The media democracy needs—and deserves: A response to ‘Seven trends in old and new media’

The ways in which Americans receive news, opinion, and even gossip have changed radically over the last two decades. But despite the dramatic shift in how information is delivered, there has been absolutely no change—not in recent years, and not in the last several hundred—in people’s desire to learn about what is going on around them, says E.J. Dionne, Jr. in this new paper on the role of the media in America’s democracy.

“The media democracy needs – and deserves,” disentangles a series of questions raised by another recent Brookings paper, Elaine Kamarck and Ashley Gabriele’s “Seven Trends in Old and New Media.” Addressing several of the trends explored in that paper, Dionne often agrees with the authors, but also qualifies some of their observations, specifically pointing out that:

  1. Financial trouble for newspapers began before the rise of most of the institutions in the new media world.

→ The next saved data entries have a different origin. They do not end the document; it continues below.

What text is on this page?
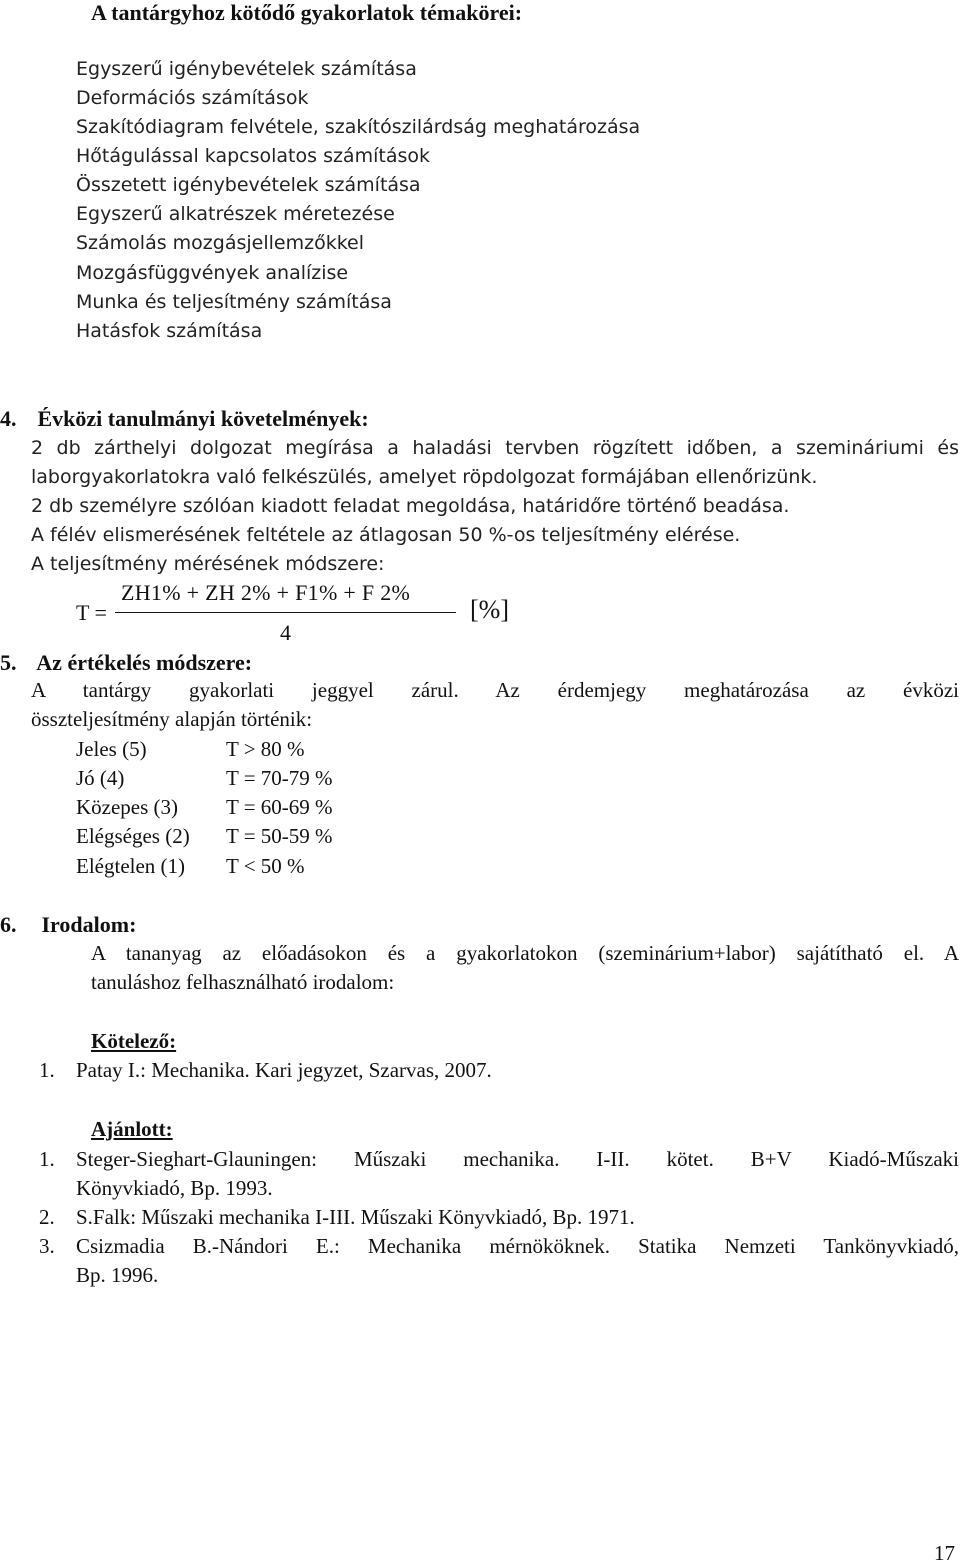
A tantárgyhoz kötődő gyakorlatok témakörei:
Egyszerű igénybevételek számítása
Deformációs számítások
Szakítódiagram felvétele, szakítószilárdság meghatározása
Hőtágulással kapcsolatos számítások
Összetett igénybevételek számítása
Egyszerű alkatrészek méretezése
Számolás mozgásjellemzőkkel
Mozgásfüggvények analízise
Munka és teljesítmény számítása
Hatásfok számítása
4. Évközi tanulmányi követelmények:
2 db zárthelyi dolgozat megírása a haladási tervben rögzített időben, a szemináriumi és
laborgyakorlatokra való felkészülés, amelyet röpdolgozat formájában ellenőrizünk.
2 db személyre szólóan kiadott feladat megoldása, határidőre történő beadása.
A félév elismerésének feltétele az átlagosan 50 %-os teljesítmény elérése.
A teljesítmény mérésének módszere:
T =
ZH1% + ZH 2% + F1% + F 2%
4
[%]
5. Az értékelés módszere:
A tantárgy gyakorlati jeggyel zárul. Az érdemjegy meghatározása az évközi
összteljesítmény alapján történik:
Jeles (5)	T > 80 %
Jó (4)	T = 70-79 %
Közepes (3) T = 60-69 %
Elégséges (2) T = 50-59 %
Elégtelen (1) T < 50 %
6. Irodalom:
A tananyag az előadásokon és a gyakorlatokon (szeminárium+labor) sajátítható el. A
tanuláshoz felhasználható irodalom:
Kötelező:
1. Patay I.: Mechanika. Kari jegyzet, Szarvas, 2007.
Ajánlott:
1. Steger-Sieghart-Glauningen: Műszaki mechanika. I-II. kötet. B+V Kiadó-Műszaki
Könyvkiadó, Bp. 1993.
2. S.Falk: Műszaki mechanika I-III. Műszaki Könyvkiadó, Bp. 1971.
3. Csizmadia B.-Nándori E.: Mechanika mérnököknek. Statika Nemzeti Tankönyvkiadó,
Bp. 1996.
17
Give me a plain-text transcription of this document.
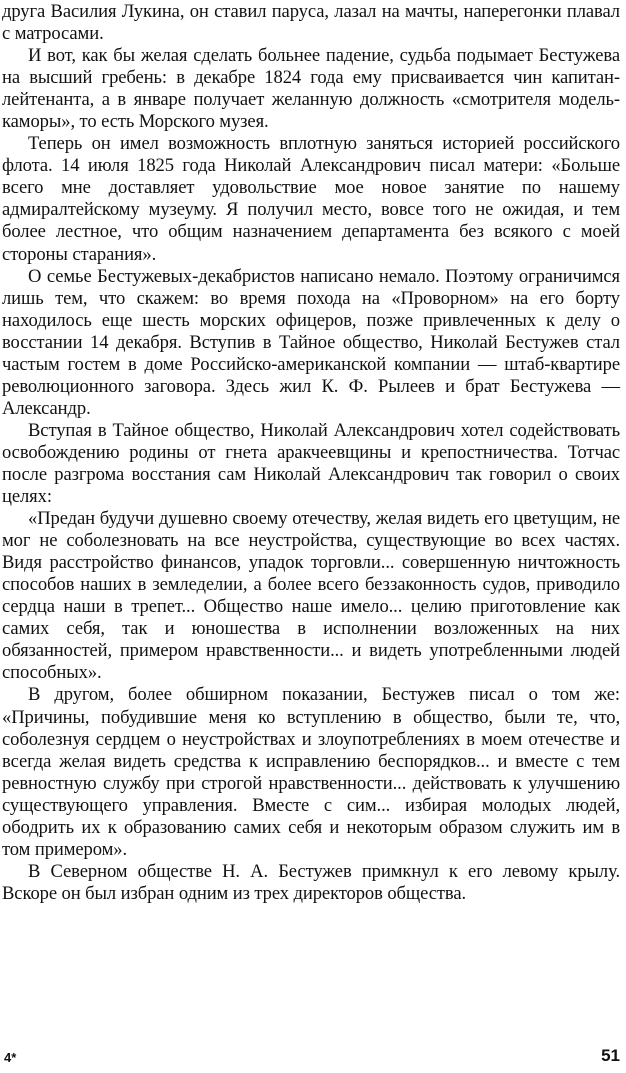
друга Василия Лукина, он ставил паруса, лазал на мачты, наперегонки плавал с матросами.

И вот, как бы желая сделать больнее падение, судьба подымает Бестужева на высший гребень: в декабре 1824 года ему присваивается чин капитан-лейтенанта, а в январе получает желанную должность «смотрителя модель-каморы», то есть Морского музея.

Теперь он имел возможность вплотную заняться историей российского флота. 14 июля 1825 года Николай Александрович писал матери: «Больше всего мне доставляет удовольствие мое новое занятие по нашему адмиралтейскому музеуму. Я получил место, вовсе того не ожидая, и тем более лестное, что общим назначением департамента без всякого с моей стороны старания».

О семье Бестужевых-декабристов написано немало. Поэтому ограничимся лишь тем, что скажем: во время похода на «Проворном» на его борту находилось еще шесть морских офицеров, позже привлеченных к делу о восстании 14 декабря. Вступив в Тайное общество, Николай Бестужев стал частым гостем в доме Российско-американской компании — штаб-квартире революционного заговора. Здесь жил К. Ф. Рылеев и брат Бестужева — Александр.

Вступая в Тайное общество, Николай Александрович хотел содействовать освобождению родины от гнета аракчеевщины и крепостничества. Тотчас после разгрома восстания сам Николай Александрович так говорил о своих целях:

«Предан будучи душевно своему отечеству, желая видеть его цветущим, не мог не соболезновать на все неустройства, существующие во всех частях. Видя расстройство финансов, упадок торговли... совершенную ничтожность способов наших в земледелии, а более всего беззаконность судов, приводило сердца наши в трепет... Общество наше имело... целию приготовление как самих себя, так и юношества в исполнении возложенных на них обязанностей, примером нравственности... и видеть употребленными людей способных».

В другом, более обширном показании, Бестужев писал о том же: «Причины, побудившие меня ко вступлению в общество, были те, что, соболезнуя сердцем о неустройствах и злоупотреблениях в моем отечестве и всегда желая видеть средства к исправлению беспорядков... и вместе с тем ревностную службу при строгой нравственности... действовать к улучшению существующего управления. Вместе с сим... избирая молодых людей, ободрить их к образованию самих себя и некоторым образом служить им в том примером».

В Северном обществе Н. А. Бестужев примкнул к его левому крылу. Вскоре он был избран одним из трех директоров общества.

4*	51
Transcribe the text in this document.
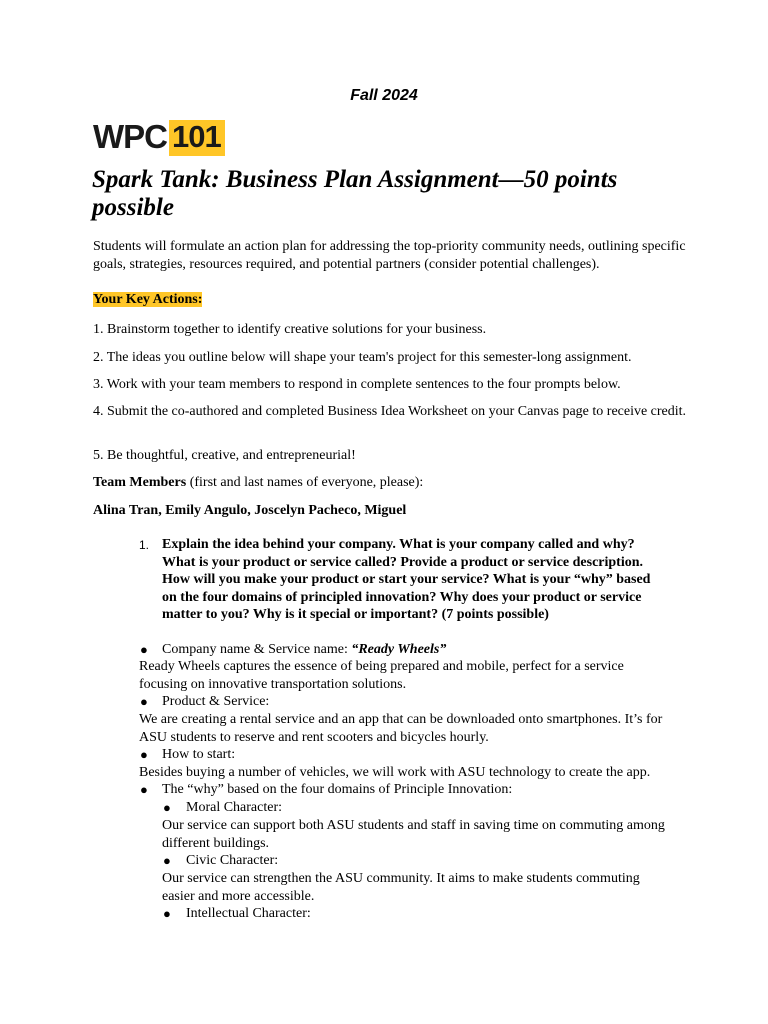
Fall 2024
WPC 101
Spark Tank: Business Plan Assignment—50 points possible
Students will formulate an action plan for addressing the top-priority community needs, outlining specific goals, strategies, resources required, and potential partners (consider potential challenges).
Your Key Actions:
1. Brainstorm together to identify creative solutions for your business.
2. The ideas you outline below will shape your team's project for this semester-long assignment.
3. Work with your team members to respond in complete sentences to the four prompts below.
4. Submit the co-authored and completed Business Idea Worksheet on your Canvas page to receive credit.
5. Be thoughtful, creative, and entrepreneurial!
Team Members (first and last names of everyone, please):
Alina Tran, Emily Angulo, Joscelyn Pacheco, Miguel
1. Explain the idea behind your company. What is your company called and why? What is your product or service called? Provide a product or service description. How will you make your product or start your service? What is your “why” based on the four domains of principled innovation? Why does your product or service matter to you? Why is it special or important? (7 points possible)
● Company name & Service name: “Ready Wheels”
Ready Wheels captures the essence of being prepared and mobile, perfect for a service focusing on innovative transportation solutions.
● Product & Service:
We are creating a rental service and an app that can be downloaded onto smartphones. It’s for ASU students to reserve and rent scooters and bicycles hourly.
● How to start:
Besides buying a number of vehicles, we will work with ASU technology to create the app.
● The “why” based on the four domains of Principle Innovation:
● Moral Character:
Our service can support both ASU students and staff in saving time on commuting among different buildings.
● Civic Character:
Our service can strengthen the ASU community. It aims to make students commuting easier and more accessible.
● Intellectual Character:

    Technology may be behind the financial crisis facing print media, but online advertising, and not online journalism is to blame. According to Paul Starr, “If there is one overriding factor behind the current financial crisis of the press, it is simply that the Internet has undermined the newspaper’s role as market intermediary. Advertisers do not need to piggyback on the news to reach consumers, and consumers have other ways to find out about products and sales.”

  2. Older media outlets are struggling to finance journalism that focuses on the accountability of federal, state, and local governments, creating a genuine problem for democracy; but new media can help.

    “We do not yet live in a world in which the lost reporting capacity of older media has been replaced,” concedes Dionne. However, he reports, some of the leading new media outlets have beefed up reporting capacity and have healthy readerships to consume their news.

  3. The growing role of opinion on television, radio, and online represents a return to an earlier era.

    From the beginning of the Republic in the 1790s until the turn of the late 19th century, one of the central purposes of newspapers was to mobilize support for the political parties that supported them. Although the objective, professional model was dominant for most of the 20th century, opinion has resurged in the news in recent decades. “On the whole,” Dionne argues, “the proliferation of opinion has been and will remain positive for democratic deliberation and participation—but only as long as opinionated journalism is not seen as a replacement for older forms of reporting and only if we can find ways of bolstering such reporting.”

Ultimately, Dionne concludes that nostalgia for the past is futile, but valuing what was best about older media forms is essential. If American media and its consumers can successfully bridge the divide between old and new, Dionne paints an optimistic picture of what the future might hold for both journalism and our democracy.